Единственное время, которое есть у вас - сейчас; единственное место - здесь.
Ошо
Хонгор продолжал стрелять. Каждая стрела била точно в глаз, но широкие боевые наконечники раскалывали хрупкие черепа, и зверьки лежали вокруг потемневшими от крови кучками. Но белок становилось все больше. Выпустив последнюю стрелу, гремевшую в колчане, Хонгор ударил верного коня по крутым бокам и направил его туда, где стена деревьев казалась не такой монолитной.
Белки, как дисциплинированный монгольский тумен, разом бросились за Хонгором - которые верхушками деревьев, которые низом. Тонкие ветви хлестали Хонгора по плечам и лицу. Хонгор оглянулся - позади бушевал лесной пожар, только пламя было живое, состоявшее из сотен разъяренных зверьков, готовых вцепиться в горло. Лес скрипел и заходился в визге, издаваемом взбесившимися белками.
- Проклятая Русь, - прошипел Хонгор и ударил плетью коня.
Терпи, конь, терпи! Это все попы-колдуны, а кто же еще... Хонгор, как не пытался, никак не мог стереть из памяти тела боевых товарищей, лежащие в густой лесной траве - изуродованных до неузнаваемости, без ушей и носов, без глаз.

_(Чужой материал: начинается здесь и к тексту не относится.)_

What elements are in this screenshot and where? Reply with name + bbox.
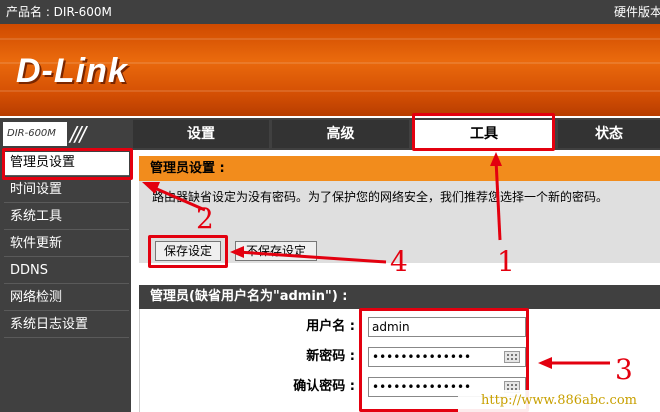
tab-setup[interactable]: 设置 [133,120,269,148]
tab-advanced[interactable]: 高级 [272,120,409,148]
step-4-number: 4 [390,245,408,278]
sidebar-item-system-tools[interactable]: 系统工具 [4,206,129,230]
step-2-number: 2 [196,202,214,235]
tab-status[interactable]: 状态 [558,120,660,148]
admin-account-title: 管理员(缺省用户名为"admin") : [139,285,660,309]
product-name-label: 产品名 : DIR-600M [6,5,112,19]
site-watermark: http://www.886abc.com [458,390,660,412]
main-nav-bar: DIR-600M /// 设置 高级 工具 状态 [0,118,660,150]
sidebar-item-time-settings[interactable]: 时间设置 [4,179,129,203]
highlight-admin-settings [2,148,133,180]
model-badge: DIR-600M [3,122,67,146]
brand-banner: D-Link [0,24,660,116]
slash-decoration: /// [70,122,86,146]
sidebar-item-network-check[interactable]: 网络检测 [4,287,129,311]
admin-settings-description: 路由器缺省设定为没有密码。为了保护您的网络安全，我们推荐您选择一个新的密码。 [152,190,609,204]
sidebar-item-firmware-update[interactable]: 软件更新 [4,233,129,257]
admin-settings-title: 管理员设置 : [139,156,660,181]
sidebar-item-syslog-settings[interactable]: 系统日志设置 [4,314,129,338]
top-info-bar: 产品名 : DIR-600M 硬件版本 [0,0,660,24]
sidebar-menu: 管理员设置 时间设置 系统工具 软件更新 DDNS 网络检测 系统日志设置 [0,150,131,412]
step-1-number: 1 [497,245,515,278]
step-3-number: 3 [615,353,633,386]
dlink-logo: D-Link [16,52,128,90]
discard-settings-button[interactable]: 不保存设定 [235,241,317,261]
confirm-password-label: 确认密码 : [293,379,355,394]
router-admin-page: 产品名 : DIR-600M 硬件版本 D-Link DIR-600M /// … [0,0,660,412]
username-label: 用户名 : [306,319,355,334]
sidebar-item-ddns[interactable]: DDNS [4,260,129,284]
hardware-version-label: 硬件版本 [614,5,660,19]
highlight-tools-tab [412,113,555,151]
new-password-label: 新密码 : [306,349,355,364]
highlight-save-button [148,235,228,268]
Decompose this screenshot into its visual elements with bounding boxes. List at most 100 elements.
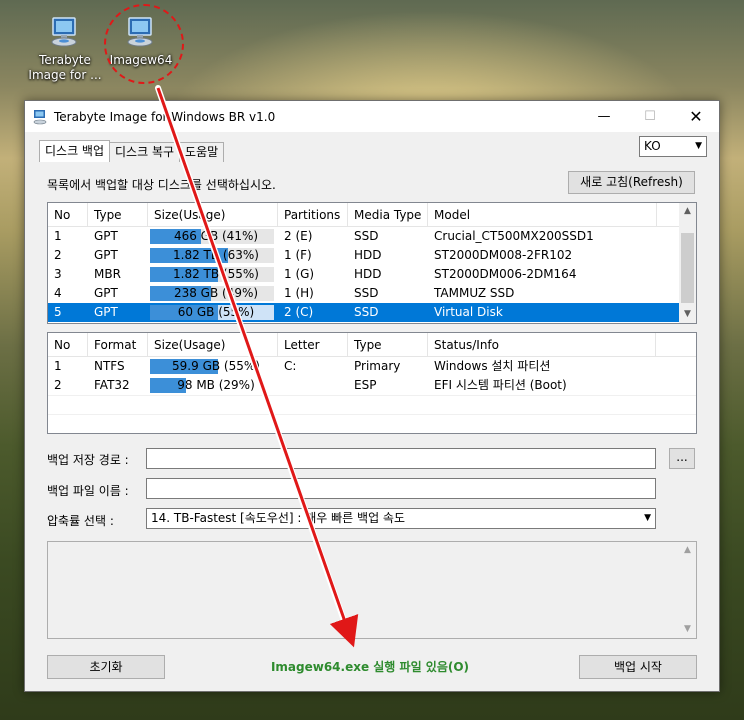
disk-row[interactable]: 2 GPT 1.82 TB (63%) 1 (F) HDD ST2000DM008-2FR… [48, 246, 696, 265]
column-header[interactable]: No [48, 203, 88, 226]
column-header[interactable]: Letter [278, 333, 348, 356]
cell-type: GPT [94, 248, 118, 262]
scroll-down-icon[interactable]: ▼ [679, 621, 696, 638]
cell-no: 2 [54, 378, 62, 392]
instruction-text: 목록에서 백업할 대상 디스크를 선택하십시오. [47, 178, 276, 192]
scroll-thumb[interactable] [681, 233, 694, 303]
cell-no: 5 [54, 305, 62, 319]
log-area[interactable]: ▲ ▼ [47, 541, 697, 639]
start-backup-button[interactable]: 백업 시작 [579, 655, 697, 679]
compression-select[interactable]: 14. TB-Fastest [속도우선] : 매우 빠른 백업 속도 ▼ [146, 508, 656, 529]
column-header[interactable]: No [48, 333, 88, 356]
scroll-up-icon[interactable]: ▲ [679, 542, 696, 559]
usage-cell: 238 GB (49%) [148, 284, 278, 303]
usage-cell: 1.82 TB (55%) [148, 265, 278, 284]
disk-list[interactable]: No Type Size(Usage) Partitions Media Typ… [47, 202, 697, 324]
highlight-circle [104, 4, 184, 84]
refresh-button[interactable]: 새로 고침(Refresh) [568, 171, 695, 194]
close-button[interactable]: ✕ [673, 101, 719, 132]
cell-status: EFI 시스템 파티션 (Boot) [434, 378, 567, 392]
partition-list[interactable]: No Format Size(Usage) Letter Type Status… [47, 332, 697, 434]
cell-no: 2 [54, 248, 62, 262]
column-header[interactable]: Type [348, 333, 428, 356]
cell-format: NTFS [94, 359, 125, 373]
cell-type: GPT [94, 229, 118, 243]
usage-text: 1.82 TB (63%) [173, 248, 259, 262]
backup-name-label: 백업 파일 이름 : [47, 484, 129, 498]
maximize-button[interactable]: ☐ [627, 101, 673, 132]
cell-model: Virtual Disk [434, 305, 503, 319]
computer-disk-icon [47, 16, 83, 50]
compression-value: 14. TB-Fastest [속도우선] : 매우 빠른 백업 속도 [151, 511, 406, 525]
log-scrollbar[interactable]: ▲ ▼ [679, 542, 696, 638]
cell-format: FAT32 [94, 378, 130, 392]
disk-list-scrollbar[interactable]: ▲ ▼ [679, 203, 696, 323]
cell-partitions: 2 (C) [284, 305, 314, 319]
usage-text: 98 MB (29%) [177, 378, 255, 392]
partition-row[interactable]: 1 NTFS 59.9 GB (55%) C: Primary Windows 설치 파티… [48, 357, 696, 376]
browse-button[interactable]: ... [669, 448, 695, 469]
cell-media: SSD [354, 286, 379, 300]
backup-path-label: 백업 저장 경로 : [47, 453, 129, 467]
usage-cell: 60 GB (55%) [148, 303, 278, 322]
disk-row[interactable]: 5 GPT 60 GB (55%) 2 (C) SSD Virtual Disk [48, 303, 696, 322]
column-header[interactable]: Partitions [278, 203, 348, 226]
tab-help[interactable]: 도움말 [179, 142, 225, 162]
status-message: Imagew64.exe 실행 파일 있음(O) [270, 660, 470, 674]
cell-media: HDD [354, 267, 382, 281]
window-title: Terabyte Image for Windows BR v1.0 [54, 109, 276, 124]
usage-cell: 466 GB (41%) [148, 227, 278, 246]
title-bar[interactable]: Terabyte Image for Windows BR v1.0 — ☐ ✕ [25, 101, 719, 132]
empty-row [48, 414, 696, 433]
disk-row[interactable]: 4 GPT 238 GB (49%) 1 (H) SSD TAMMUZ SSD [48, 284, 696, 303]
minimize-button[interactable]: — [581, 101, 627, 132]
column-header[interactable]: Media Type [348, 203, 428, 226]
cell-letter: C: [284, 359, 297, 373]
disk-row[interactable]: 3 MBR 1.82 TB (55%) 1 (G) HDD ST2000DM006-2DM… [48, 265, 696, 284]
tab-disk-restore[interactable]: 디스크 복구 [109, 142, 181, 162]
usage-cell: 1.82 TB (63%) [148, 246, 278, 265]
disk-row[interactable]: 1 GPT 466 GB (41%) 2 (E) SSD Crucial_CT500MX2… [48, 227, 696, 246]
cell-type: MBR [94, 267, 121, 281]
column-header[interactable]: Format [88, 333, 148, 356]
cell-model: ST2000DM008-2FR102 [434, 248, 573, 262]
cell-type: GPT [94, 305, 118, 319]
tab-strip: 디스크 백업 디스크 복구 도움말 [39, 140, 225, 162]
usage-cell: 98 MB (29%) [148, 376, 278, 395]
cell-letter [278, 376, 348, 395]
cell-model: Crucial_CT500MX200SSD1 [434, 229, 594, 243]
language-value: KO [644, 139, 661, 153]
cell-type: ESP [354, 378, 377, 392]
backup-path-input[interactable] [146, 448, 656, 469]
column-header[interactable]: Model [428, 203, 657, 226]
cell-media: SSD [354, 229, 379, 243]
scroll-down-icon[interactable]: ▼ [679, 306, 696, 323]
usage-text: 59.9 GB (55%) [172, 359, 260, 373]
compression-label: 압축률 선택 : [47, 514, 114, 528]
tab-disk-backup[interactable]: 디스크 백업 [39, 140, 111, 162]
usage-cell: 59.9 GB (55%) [148, 357, 278, 376]
column-header[interactable]: Size(Usage) [148, 333, 278, 356]
partition-list-header: No Format Size(Usage) Letter Type Status… [48, 333, 696, 357]
column-header[interactable]: Type [88, 203, 148, 226]
cell-no: 1 [54, 359, 62, 373]
language-select[interactable]: KO ▼ [639, 136, 707, 157]
cell-no: 3 [54, 267, 62, 281]
usage-text: 466 GB (41%) [173, 229, 259, 243]
usage-text: 238 GB (49%) [173, 286, 259, 300]
desktop-icon-terabyte[interactable]: Terabyte Image for ... [26, 16, 104, 83]
column-header[interactable]: Size(Usage) [148, 203, 278, 226]
column-header[interactable]: Status/Info [428, 333, 656, 356]
cell-partitions: 1 (F) [284, 248, 312, 262]
reset-button[interactable]: 초기화 [47, 655, 165, 679]
scroll-up-icon[interactable]: ▲ [679, 203, 696, 220]
partition-rows: 1 NTFS 59.9 GB (55%) C: Primary Windows 설치 파티… [48, 357, 696, 433]
desktop-icon-label: Image for ... [28, 68, 102, 82]
cell-partitions: 2 (E) [284, 229, 313, 243]
cell-no: 1 [54, 229, 62, 243]
backup-name-input[interactable] [146, 478, 656, 499]
cell-model: TAMMUZ SSD [434, 286, 515, 300]
partition-row[interactable]: 2 FAT32 98 MB (29%) ESP EFI 시스템 파티션 (Boot) [48, 376, 696, 395]
cell-model: ST2000DM006-2DM164 [434, 267, 577, 281]
app-window: Terabyte Image for Windows BR v1.0 — ☐ ✕… [24, 100, 720, 692]
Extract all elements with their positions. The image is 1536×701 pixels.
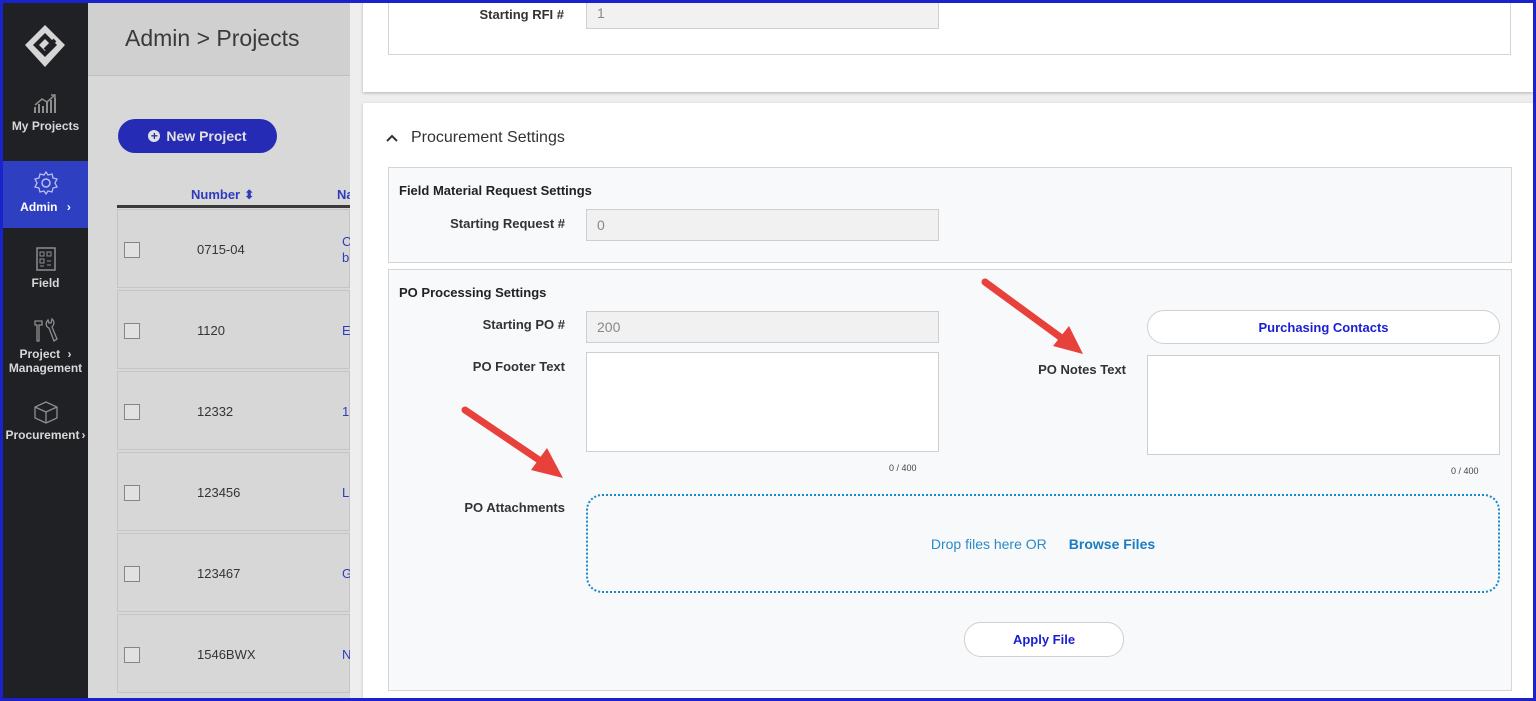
po-footer-label: PO Footer Text (472, 359, 565, 374)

Следы маленьких и острых, как бритва, зубов, и запекшаяся кровь на ткани одежд, на доспехах. Наверное, эти маленькие злобные духи застали воинов врасплох. Их сотни, сотни. Набросились все сразу, кусали туда, где тело не было защищено сталью. Не помогла сталь. Ничего бы не помогло, только бегство. Лететь отсюда прочь, чтобы ветер свистел в ушах. Иначе смерть.
А Хонгор совсем не хотел умирать, нет. Хонгор хотел богатства и славы. Жемчуга хотел, серебра и мехов. И белых женщин с глазами, как озера. Непокорных, светловолосых. Конечно, он был готов умереть в бою, как и любой другой, это в порядке вещей. Но чтобы вот так...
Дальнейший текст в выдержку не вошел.